覇王伝__蒼剣の舞い2
拓海の思考回路が、久しぶりに迷走を始めた。
「どういうこったぁ!?」
レオの怒鳴り声と、何かがぶつかる音が村はずれに響く。
「少しは手加減しろよ!子供なんだぜ、俺はっ」
「フン、お前が普通の子供だったらな。ややこしくなる事は理解ってるだろう!?」
「あいつらは気付いちゃいないようだぜ」
「そういう問題じゃねぇ。なんで“お前”なんだぁ?」
「さぁな。だが、お陰で動きやすくなったぜ、レオ。俺はこの通りの子供だ。中の奴ら相手に一合戦したら今度こそ終わりだ。奴らの衣は、普通の剣じゃ斬れねぇ。だが、方法が一つだけある。あいつだ」
「やっぱ、お前は普通じゃねぇ…」
「あんたに、鍛えられたからな」
セイは、ニッと嗤って四獣聖と拓海がいるハオンの家に戻った。
「僕がぁ!?」
遺跡潜入に、拓海が指名されて本人が思わず語尾を上げる。
「まさか、みんなで乗り込むわけにもいかねぇだろ」
「でも何で、僕なんです?レオンさま」
「お前が、玄武の息子だから___」
「え…」
「あ、いや。
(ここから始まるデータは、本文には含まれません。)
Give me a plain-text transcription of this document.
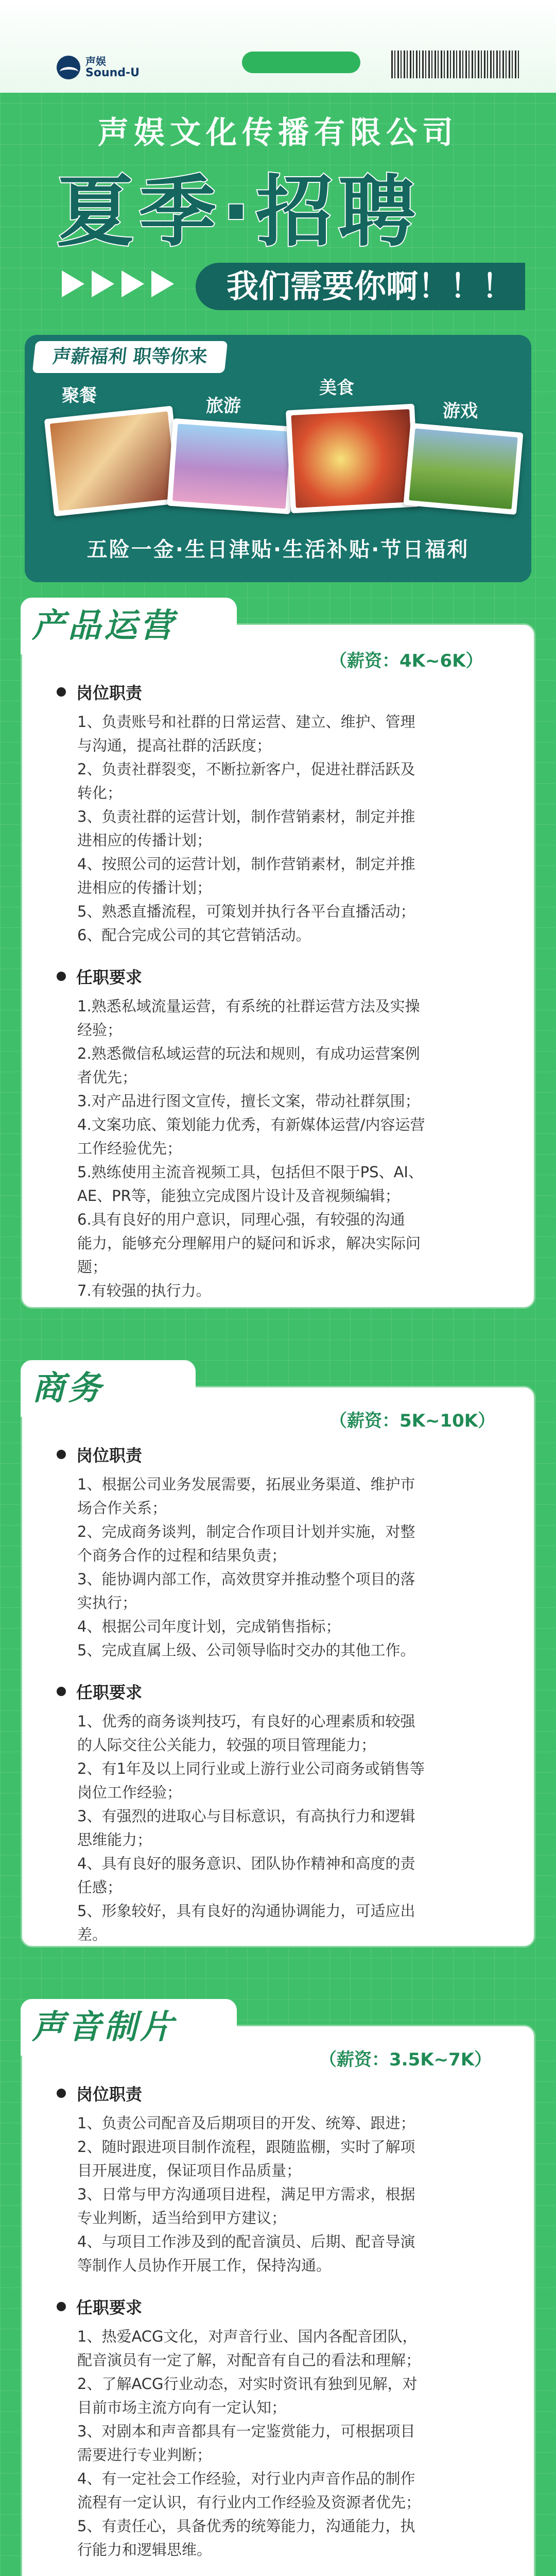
声娱
Sound-U
声娱文化传播有限公司
夏季·招聘
我们需要你啊！！！
声薪福利 职等你来
聚餐	旅游
美食
游戏
五险一金·生日津贴·生活补贴·节日福利
产品运营
（薪资：4K~6K）
岗位职责
1、负责账号和社群的日常运营、建立、维护、管理
与沟通，提高社群的活跃度；
2、负责社群裂变，不断拉新客户，促进社群活跃及
转化；
3、负责社群的运营计划，制作营销素材，制定并推
进相应的传播计划；
4、按照公司的运营计划，制作营销素材，制定并推
进相应的传播计划；
5、熟悉直播流程，可策划并执行各平台直播活动；
6、配合完成公司的其它营销活动。
任职要求
1.熟悉私域流量运营，有系统的社群运营方法及实操
经验；
2.熟悉微信私域运营的玩法和规则，有成功运营案例
者优先；
3.对产品进行图文宣传，擅长文案，带动社群氛围；
4.文案功底、策划能力优秀，有新媒体运营/内容运营
工作经验优先；
5.熟练使用主流音视频工具，包括但不限于PS、AI、
AE、PR等，能独立完成图片设计及音视频编辑；
6.具有良好的用户意识，同理心强，有较强的沟通
能力，能够充分理解用户的疑问和诉求，解决实际问
题；
7.有较强的执行力。
商务
（薪资：5K~10K）
岗位职责
1、根据公司业务发展需要，拓展业务渠道、维护市
场合作关系；
2、完成商务谈判，制定合作项目计划并实施，对整
个商务合作的过程和结果负责；
3、能协调内部工作，高效贯穿并推动整个项目的落
实执行；
4、根据公司年度计划，完成销售指标；
5、完成直属上级、公司领导临时交办的其他工作。
任职要求
1、优秀的商务谈判技巧，有良好的心理素质和较强
的人际交往公关能力，较强的项目管理能力；
2、有1年及以上同行业或上游行业公司商务或销售等
岗位工作经验；
3、有强烈的进取心与目标意识，有高执行力和逻辑
思维能力；
4、具有良好的服务意识、团队协作精神和高度的责
任感；
5、形象较好，具有良好的沟通协调能力，可适应出
差。
声音制片
（薪资：3.5K~7K）
岗位职责
1、负责公司配音及后期项目的开发、统筹、跟进；
2、随时跟进项目制作流程，跟随监棚，实时了解项
目开展进度，保证项目作品质量；
3、日常与甲方沟通项目进程，满足甲方需求，根据
专业判断，适当给到甲方建议；
4、与项目工作涉及到的配音演员、后期、配音导演
等制作人员协作开展工作，保持沟通。
任职要求
1、热爱ACG文化，对声音行业、国内各配音团队，
配音演员有一定了解，对配音有自己的看法和理解；
2、了解ACG行业动态，对实时资讯有独到见解，对
目前市场主流方向有一定认知；
3、对剧本和声音都具有一定鉴赏能力，可根据项目
需要进行专业判断；
4、有一定社会工作经验，对行业内声音作品的制作
流程有一定认识，有行业内工作经验及资源者优先；
5、有责任心，具备优秀的统筹能力，沟通能力，执
行能力和逻辑思维。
拓海、お前ならあいつを連れて帰れる気がする。あれでもヤツは、お前に期待してるんだぜ。それに、お前は失敗を挽回したいと思ってる。違うか?」
そうだ、僕は。
自分が白い影に操られて、清雅の龍王剣を彼らに渡して清雅を無防備にした。その所為で彼は捕まったのだ。そんな自分を、彼は未だ期待していてくれるのなら___。
「行きます。で、後は」
「俺だ」
「セイ?」
「中の事は詳しいぜ。それに」
「まさか、清雅さまの居場所を…」
「あぁ。本人に会ってる」
「拓海、こいつは唯の子供じゃねぇ。獅子の隊じゃ、なかなかの腕だったんだぜ」
「レオ、今の俺は唯の子供だよ。中まで案内して、指示するだけだ」
「充分、普通じゃねぇよ」
つまり、十代コンビで遺跡に潜入し、清雅を助けろと云うのだ。
四獣聖が行けないのは、中に龍王剣があるからだ。共鳴し合ってしまう事はこの場合、弱点になる。救出は慎重に気付かれないよう行う、それが失敗してしまう事になる。
故に、拓海なのだとレオは云う。
だが不思議と、拓海に恐怖や不安はなかった。
この安心感、以前にも何処かで感じた。あれは、いつだったか。
二人が、秘密の通り道へ向かった後、狼靖がレオに近づいた。